Indicators for characterising online hate speech and its automatic detection
Erica Forzinetti, Marco L. Della Vedova, Stefano Pasta, Milena Santerini
TL;DR
This study introduces the Spectrum of Online Hate Indicators to characterize hate content and evaluates automatic detection against expert pedagogist annotations on Italian Twitter. It analyzes four target-group datasets (Jews, Muslims, Roma, immigrants), annotating 3,600 tweets (900 per dataset) for seven indicators and comparing them to four Italian-language classifiers (including an Evalita-2020 model, Dehatebert-mono-italian, POLIticBERT, Neuraly). The results show ML detectors reliably pick up high-intensity signals like incitement and violent intent but struggle with contextual interpretation, underscoring the need for better contextualization and balanced data. The work demonstrates the value of interdisciplinary collaboration and careful data design for practical and trustworthy online hate detection systems.
Abstract
We examined four case studies in the context of hate speech on Twitter in Italian from 2019 to 2020, aiming at comparing the classification of the 3,600 tweets made by expert pedagogists with the automatic classification made by machine learning algorithms.
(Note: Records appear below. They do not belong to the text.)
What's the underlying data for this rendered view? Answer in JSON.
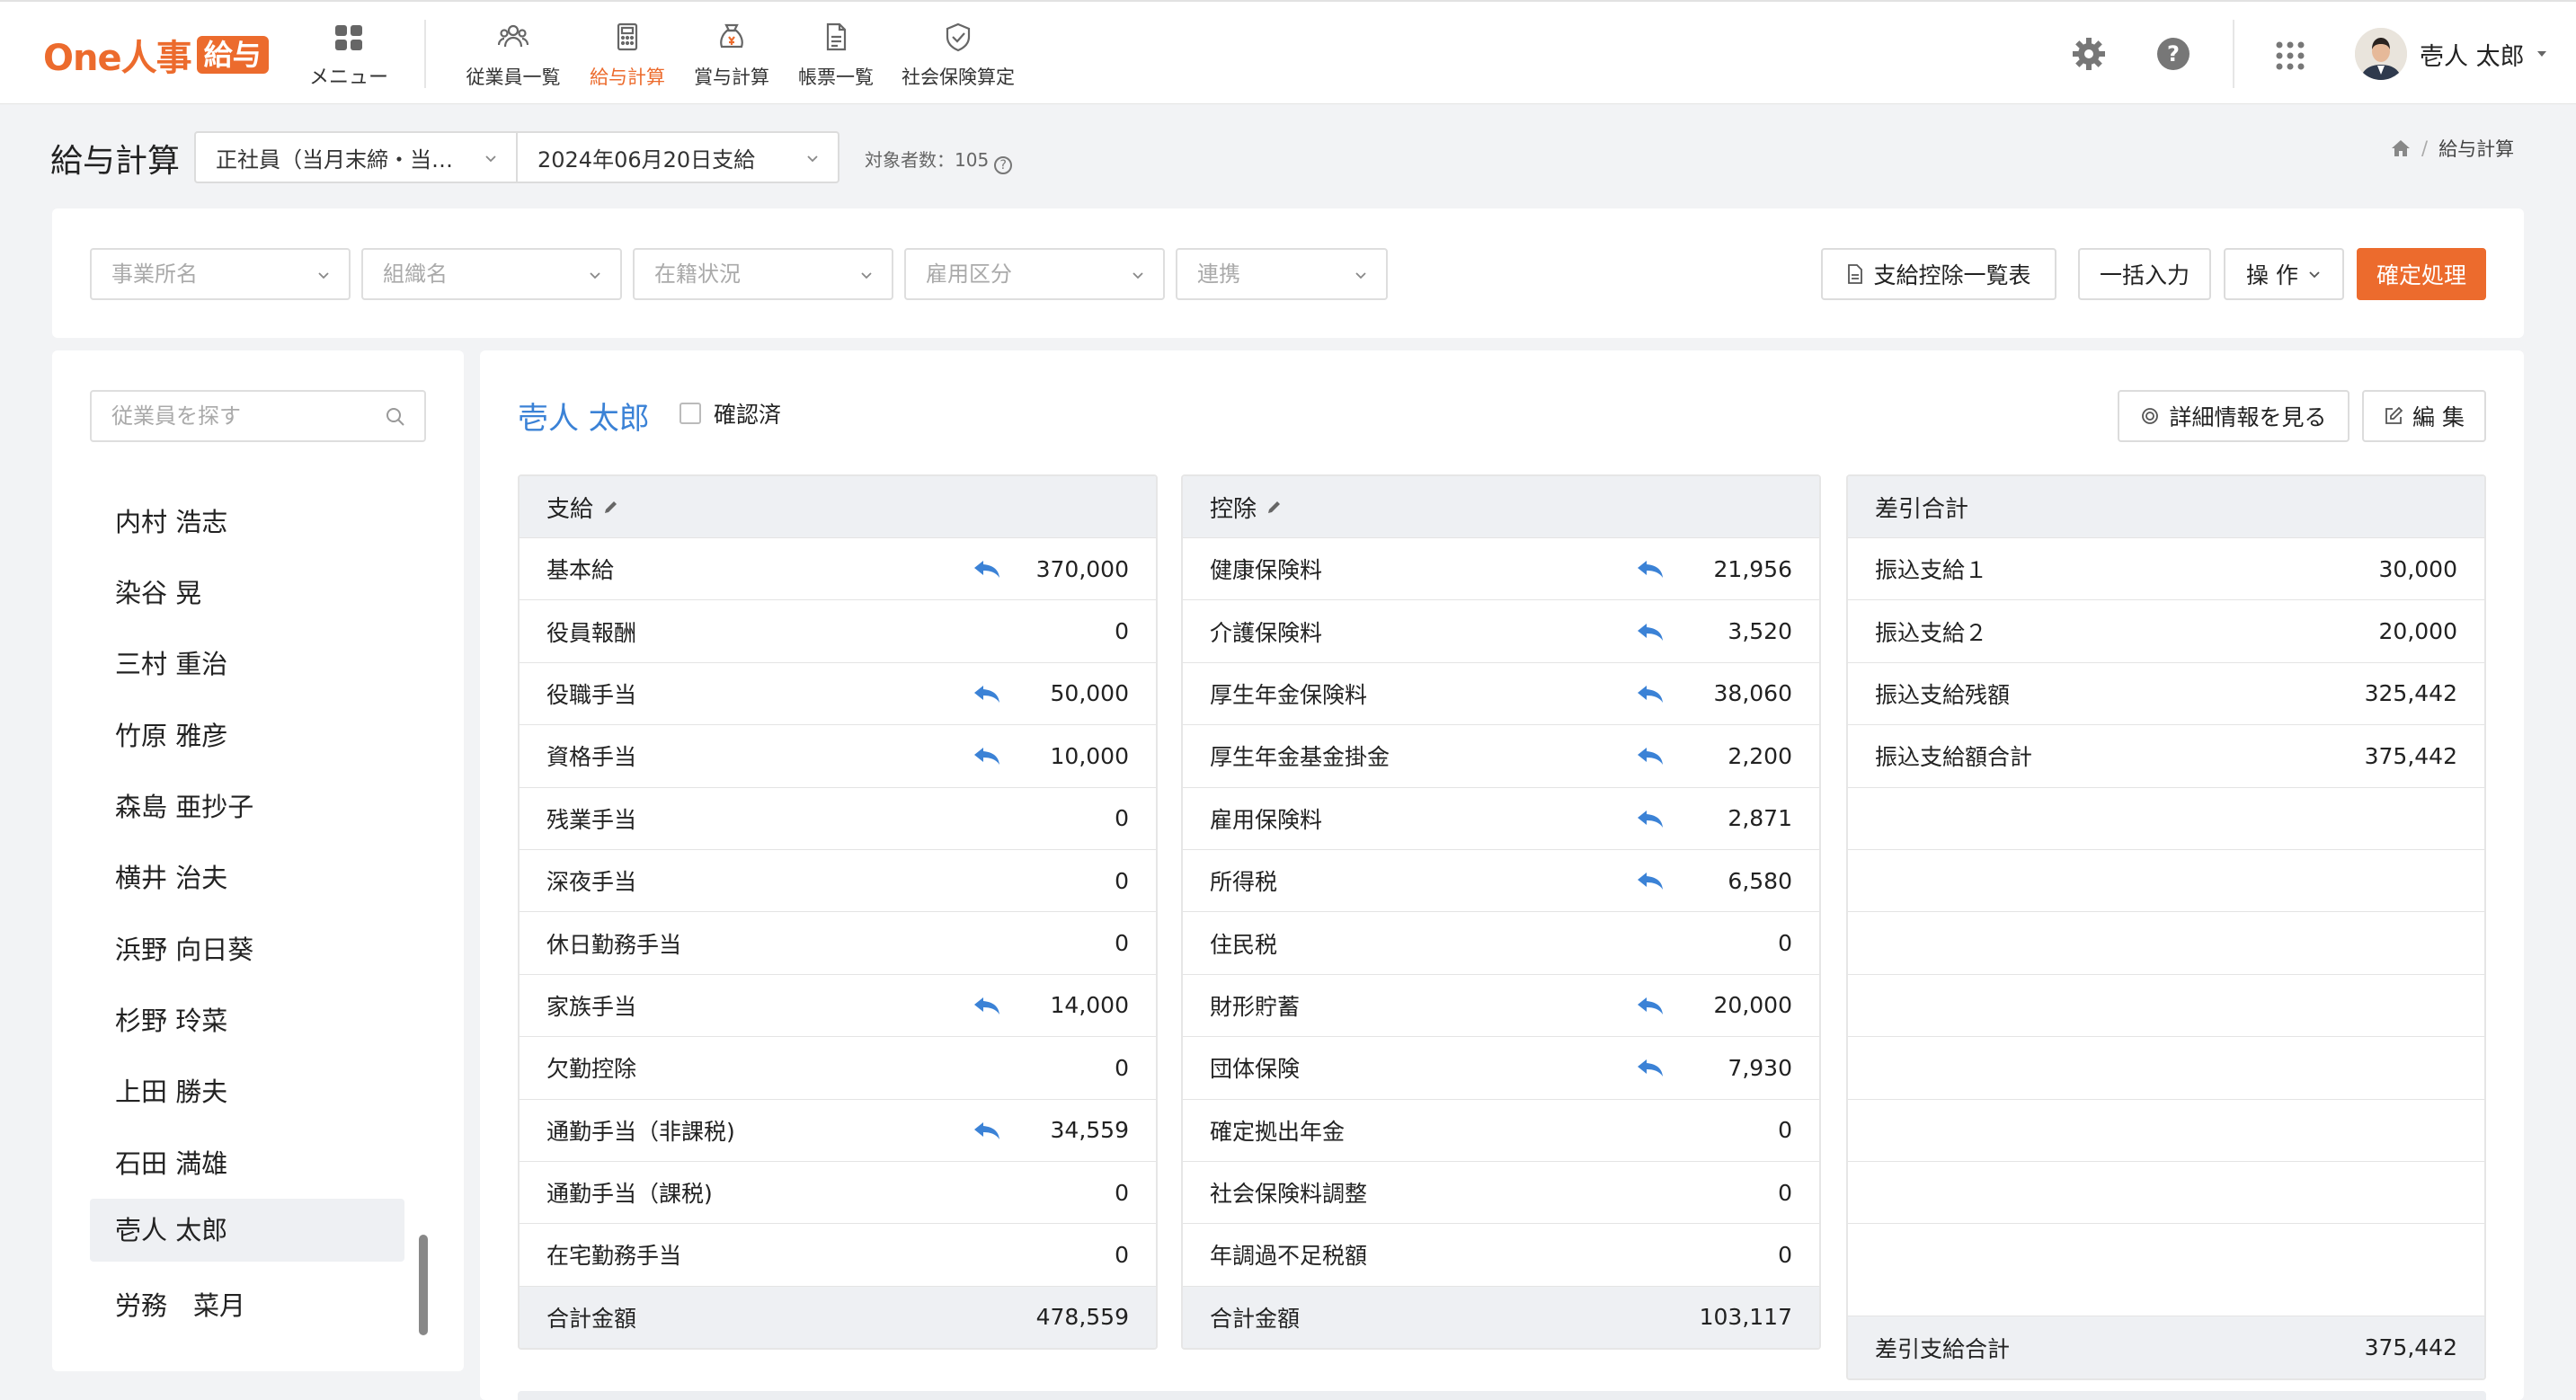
{
  "app": {
    "logo_text": "One人事",
    "logo_badge": "給与",
    "menu_label": "メニュー",
    "nav": [
      {
        "label": "従業員一覧",
        "icon": "people-icon"
      },
      {
        "label": "給与計算",
        "icon": "calculator-icon"
      },
      {
        "label": "賞与計算",
        "icon": "bonus-bag-icon"
      },
      {
        "label": "帳票一覧",
        "icon": "document-icon"
      },
      {
        "label": "社会保険算定",
        "icon": "shield-check-icon"
      }
    ],
    "active_nav": "給与計算",
    "user_name": "壱人 太郎",
    "accent_color": "#ec6b2d"
  },
  "subheader": {
    "title": "給与計算",
    "employee_type": "正社員（当月末締・当…",
    "pay_date": "2024年06月20日支給",
    "count_label": "対象者数：105",
    "breadcrumb": "給与計算"
  },
  "filters": {
    "office": "事業所名",
    "org": "組織名",
    "status": "在籍状況",
    "employment": "雇用区分",
    "link": "連携",
    "btn_list": "支給控除一覧表",
    "btn_bulk": "一括入力",
    "btn_ops": "操 作",
    "btn_confirm": "確定処理"
  },
  "sidebar": {
    "search_placeholder": "従業員を探す",
    "employees": [
      "内村 浩志",
      "染谷 晃",
      "三村 重治",
      "竹原 雅彦",
      "森島 亜抄子",
      "横井 治夫",
      "浜野 向日葵",
      "杉野 玲菜",
      "上田 勝夫",
      "石田 満雄",
      "壱人 太郎",
      "労務　菜月"
    ],
    "selected": "壱人 太郎"
  },
  "detail": {
    "name": "壱人 太郎",
    "confirmed_label": "確認済",
    "btn_detail": "詳細情報を見る",
    "btn_edit": "編 集"
  },
  "payments": {
    "title": "支給",
    "rows": [
      {
        "label": "基本給",
        "value": "370,000",
        "ret": true
      },
      {
        "label": "役員報酬",
        "value": "0",
        "ret": false
      },
      {
        "label": "役職手当",
        "value": "50,000",
        "ret": true
      },
      {
        "label": "資格手当",
        "value": "10,000",
        "ret": true
      },
      {
        "label": "残業手当",
        "value": "0",
        "ret": false
      },
      {
        "label": "深夜手当",
        "value": "0",
        "ret": false
      },
      {
        "label": "休日勤務手当",
        "value": "0",
        "ret": false
      },
      {
        "label": "家族手当",
        "value": "14,000",
        "ret": true
      },
      {
        "label": "欠勤控除",
        "value": "0",
        "ret": false
      },
      {
        "label": "通勤手当（非課税)",
        "value": "34,559",
        "ret": true
      },
      {
        "label": "通勤手当（課税)",
        "value": "0",
        "ret": false
      },
      {
        "label": "在宅勤務手当",
        "value": "0",
        "ret": false
      }
    ],
    "total_label": "合計金額",
    "total_value": "478,559"
  },
  "deductions": {
    "title": "控除",
    "rows": [
      {
        "label": "健康保険料",
        "value": "21,956",
        "ret": true
      },
      {
        "label": "介護保険料",
        "value": "3,520",
        "ret": true
      },
      {
        "label": "厚生年金保険料",
        "value": "38,060",
        "ret": true
      },
      {
        "label": "厚生年金基金掛金",
        "value": "2,200",
        "ret": true
      },
      {
        "label": "雇用保険料",
        "value": "2,871",
        "ret": true
      },
      {
        "label": "所得税",
        "value": "6,580",
        "ret": true
      },
      {
        "label": "住民税",
        "value": "0",
        "ret": false
      },
      {
        "label": "財形貯蓄",
        "value": "20,000",
        "ret": true
      },
      {
        "label": "団体保険",
        "value": "7,930",
        "ret": true
      },
      {
        "label": "確定拠出年金",
        "value": "0",
        "ret": false
      },
      {
        "label": "社会保険料調整",
        "value": "0",
        "ret": false
      },
      {
        "label": "年調過不足税額",
        "value": "0",
        "ret": false
      }
    ],
    "total_label": "合計金額",
    "total_value": "103,117"
  },
  "net": {
    "title": "差引合計",
    "rows": [
      {
        "label": "振込支給１",
        "value": "30,000"
      },
      {
        "label": "振込支給２",
        "value": "20,000"
      },
      {
        "label": "振込支給残額",
        "value": "325,442"
      },
      {
        "label": "振込支給額合計",
        "value": "375,442"
      }
    ],
    "total_label": "差引支給合計",
    "total_value": "375,442"
  }
}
Pedagogists used a novel classification scheme based on seven indicators that characterize hate. These indicators are: the content is public, it affects a target group, it contains hate speech in explicit verbal form, it will not redeem, it has intention to harm, it can have a possible violent response, it incites hatred and violence. The case studies refer to Jews, Muslims, Roma, and immigrants target groups. We find that not all the types of hateful content are equally detectable by the machine learning algorithms that we considered. In particular, algorithms perform better in identifying tweets that incite hatred and violence, and those that can have possible violent response.